Springtime is here, bring with it the sun and some warm weather making it time to throw open the windows and start spring cleaning.  However, if you suffer from allergies, spring can be the worst season to clean your home as the last thing you want to do is expose yourself to pests and particles that are sure to make you even more miserable.

But a thorough spring cleaning might be the very thing you need. Did you know that the air inside your home is about ten times dirtier than the air outside? Over the winter months, allergens have been accumulating inside your home, which might make the pollen outside seem tame compared to what’s lurking inside.  Dust, dust mites, animal dander, mold, and mildew are some of the culprits that you’ll learn to tackle in order to leave your home clean and allergy-free.

The first thing to do is to try and determine what allergens bother you most – the best way to figure this out is by visiting an allergist who can determine which allergens affect your immune system with blood or in-office skin tests. This will be beneficial when it comes to keeping your house clean as it’ll allow you to target your allergy triggers.

If you are suffering from allergies, it’s a good idea to get yourself a dust mask before you start cleaning your home and taking on tasks such as sweeping or dusting. Without further ado, here are a few tips that will help with getting your home clean and reducing dust, mold, and other allergens:

  • Start with your bedroom.
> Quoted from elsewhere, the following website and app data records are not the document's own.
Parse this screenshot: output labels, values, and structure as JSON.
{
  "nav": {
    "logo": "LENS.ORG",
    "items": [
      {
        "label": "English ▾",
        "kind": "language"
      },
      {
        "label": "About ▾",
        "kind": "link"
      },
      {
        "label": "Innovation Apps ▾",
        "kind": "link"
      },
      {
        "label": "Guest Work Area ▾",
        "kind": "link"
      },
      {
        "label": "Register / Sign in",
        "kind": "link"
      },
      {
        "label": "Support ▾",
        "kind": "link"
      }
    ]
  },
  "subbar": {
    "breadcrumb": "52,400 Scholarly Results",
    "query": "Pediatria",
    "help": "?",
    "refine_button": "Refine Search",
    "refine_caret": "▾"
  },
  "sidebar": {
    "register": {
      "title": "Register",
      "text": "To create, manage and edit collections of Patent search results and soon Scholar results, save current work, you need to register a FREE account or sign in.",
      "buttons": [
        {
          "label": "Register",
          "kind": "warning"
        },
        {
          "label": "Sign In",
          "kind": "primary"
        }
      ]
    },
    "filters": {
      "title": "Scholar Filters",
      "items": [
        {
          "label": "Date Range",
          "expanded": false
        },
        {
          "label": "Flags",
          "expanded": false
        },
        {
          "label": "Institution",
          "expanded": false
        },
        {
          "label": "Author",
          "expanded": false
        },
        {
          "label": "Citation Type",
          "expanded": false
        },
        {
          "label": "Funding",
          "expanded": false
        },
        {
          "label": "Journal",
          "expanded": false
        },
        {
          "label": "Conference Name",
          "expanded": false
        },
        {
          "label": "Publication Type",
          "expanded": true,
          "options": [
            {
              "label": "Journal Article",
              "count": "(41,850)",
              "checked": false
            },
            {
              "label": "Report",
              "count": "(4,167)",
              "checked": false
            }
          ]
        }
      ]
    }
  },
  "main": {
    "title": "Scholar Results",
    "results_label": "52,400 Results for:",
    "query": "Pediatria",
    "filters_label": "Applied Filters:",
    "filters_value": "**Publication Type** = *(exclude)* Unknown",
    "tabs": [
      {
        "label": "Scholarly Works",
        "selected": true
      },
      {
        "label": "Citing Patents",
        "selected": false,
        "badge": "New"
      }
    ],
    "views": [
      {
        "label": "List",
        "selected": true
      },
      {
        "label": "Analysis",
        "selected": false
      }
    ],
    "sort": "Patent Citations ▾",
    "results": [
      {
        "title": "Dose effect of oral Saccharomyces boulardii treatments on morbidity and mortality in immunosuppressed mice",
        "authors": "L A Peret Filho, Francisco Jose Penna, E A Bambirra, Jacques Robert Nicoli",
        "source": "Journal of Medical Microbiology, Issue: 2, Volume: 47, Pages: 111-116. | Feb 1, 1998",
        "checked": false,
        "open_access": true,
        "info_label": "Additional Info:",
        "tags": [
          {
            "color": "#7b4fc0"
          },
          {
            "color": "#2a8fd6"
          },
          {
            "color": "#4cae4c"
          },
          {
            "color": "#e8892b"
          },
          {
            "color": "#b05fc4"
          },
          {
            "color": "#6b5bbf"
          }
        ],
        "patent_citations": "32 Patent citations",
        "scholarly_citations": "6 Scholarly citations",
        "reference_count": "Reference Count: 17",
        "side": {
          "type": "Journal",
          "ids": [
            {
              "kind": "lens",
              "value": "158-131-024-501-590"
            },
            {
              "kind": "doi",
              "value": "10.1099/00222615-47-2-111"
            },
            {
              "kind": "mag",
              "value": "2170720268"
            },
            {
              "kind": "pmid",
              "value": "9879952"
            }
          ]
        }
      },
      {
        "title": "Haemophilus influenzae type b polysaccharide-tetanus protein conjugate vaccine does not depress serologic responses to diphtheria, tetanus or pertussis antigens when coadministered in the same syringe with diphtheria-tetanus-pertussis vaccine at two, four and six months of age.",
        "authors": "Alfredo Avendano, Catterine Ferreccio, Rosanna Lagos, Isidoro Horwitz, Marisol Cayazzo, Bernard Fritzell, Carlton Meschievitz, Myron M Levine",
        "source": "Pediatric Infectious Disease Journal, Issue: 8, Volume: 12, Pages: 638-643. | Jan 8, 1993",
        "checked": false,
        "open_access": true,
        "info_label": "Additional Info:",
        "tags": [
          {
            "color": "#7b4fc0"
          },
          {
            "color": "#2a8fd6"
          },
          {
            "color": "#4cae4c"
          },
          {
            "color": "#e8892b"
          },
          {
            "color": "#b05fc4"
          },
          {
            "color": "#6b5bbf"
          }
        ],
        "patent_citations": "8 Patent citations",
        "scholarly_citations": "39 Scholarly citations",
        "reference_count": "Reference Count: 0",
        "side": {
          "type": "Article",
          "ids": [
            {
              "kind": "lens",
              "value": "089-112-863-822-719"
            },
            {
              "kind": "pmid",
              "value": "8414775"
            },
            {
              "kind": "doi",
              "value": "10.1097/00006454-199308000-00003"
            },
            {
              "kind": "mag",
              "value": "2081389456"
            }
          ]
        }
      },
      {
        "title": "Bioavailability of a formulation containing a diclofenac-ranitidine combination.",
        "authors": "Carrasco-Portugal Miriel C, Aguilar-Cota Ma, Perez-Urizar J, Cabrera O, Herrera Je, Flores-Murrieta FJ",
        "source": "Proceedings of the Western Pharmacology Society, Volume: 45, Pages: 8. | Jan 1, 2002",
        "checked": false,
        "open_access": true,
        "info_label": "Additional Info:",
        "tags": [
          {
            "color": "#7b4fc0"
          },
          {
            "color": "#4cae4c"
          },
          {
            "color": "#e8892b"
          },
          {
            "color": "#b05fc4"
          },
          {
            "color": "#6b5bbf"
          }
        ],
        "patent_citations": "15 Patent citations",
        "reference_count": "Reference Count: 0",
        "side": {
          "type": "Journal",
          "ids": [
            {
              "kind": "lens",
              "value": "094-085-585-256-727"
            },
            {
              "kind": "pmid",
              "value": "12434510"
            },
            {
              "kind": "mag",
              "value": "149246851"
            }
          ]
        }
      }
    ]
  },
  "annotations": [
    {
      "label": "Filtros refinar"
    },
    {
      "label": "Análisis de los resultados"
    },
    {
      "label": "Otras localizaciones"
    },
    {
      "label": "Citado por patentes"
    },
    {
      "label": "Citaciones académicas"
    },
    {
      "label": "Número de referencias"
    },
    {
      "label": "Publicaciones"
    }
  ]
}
Your bed will require the most attention; wash all bedding using hot water (130˚) along with detergents to kill off dust mites and other contaminants. The other option is to freeze your linens in the freezer for a day without detergent which can help kill dust mites also, but washes them afterward because dead mites can trigger allergies as well.
  • You’ll also want to make sure to encase your bed and pillows with allergy relief casings and then apply your newly cleaned sheets. Don’t forget to clean any throw pillows or stuffed animals that you might keep on the bed.
  • The next step is to tackle the clutter in your house.  Empty out drawers, boxes, and closets, and organize shelves, to see what can be thrown away or donated.  Getting rid of decorative knick-knacks will help cut down on dust accumulation.  A clutter-free home is easier to clean and keep clean.
  • Keep the house well ventilated while cleaning.  If you can’t open the windows because of pollen, run the air conditioner and air purifiers to help keep the air clean.
  • Be sure to use all-natural, hypoallergenic, and fragrance-free products while cleaning.  It may also help to wear an allergy relief mask, and rubber gloves while cleaning. Baking soda and vinegar are great natural cleansers.
  • Dust everything using a vacuum attachment, or an electrostatically charged cloth or damp cloth, which will trap the dust.
  • Vacuum every corner and under all the furniture using a HEPA filter vacuum cleaner.
  • Window blinds are dust collectors.  If you have them, replace them with vertical blinds or washable drapes.  If you have drapes, wash them!
  • Destroy mold and mildew by cleaning under the refrigerator, washing and disinfecting garbage cans, thoroughly cleaning bathrooms, and shower curtains. If your shower curtain has mold on it, replace it.  A solution of Borax and water inhibits mold growth. If you have a basement, inspect it thoroughly for mold, and use a dehumidifier.
  • Change the filters on all air conditioners, air purifiers, dehumidifiers, windows, and vent registers.
  • If you’re allergic to your pets, ban them from the rooms you spend the most time in, such as the bedroom.

Some people are allergic to roaches and other bugs, which may mean you’ll need to call in an exterminator.

Take a shower after cleaning, and leave a room after dusting if you start to feel symptoms.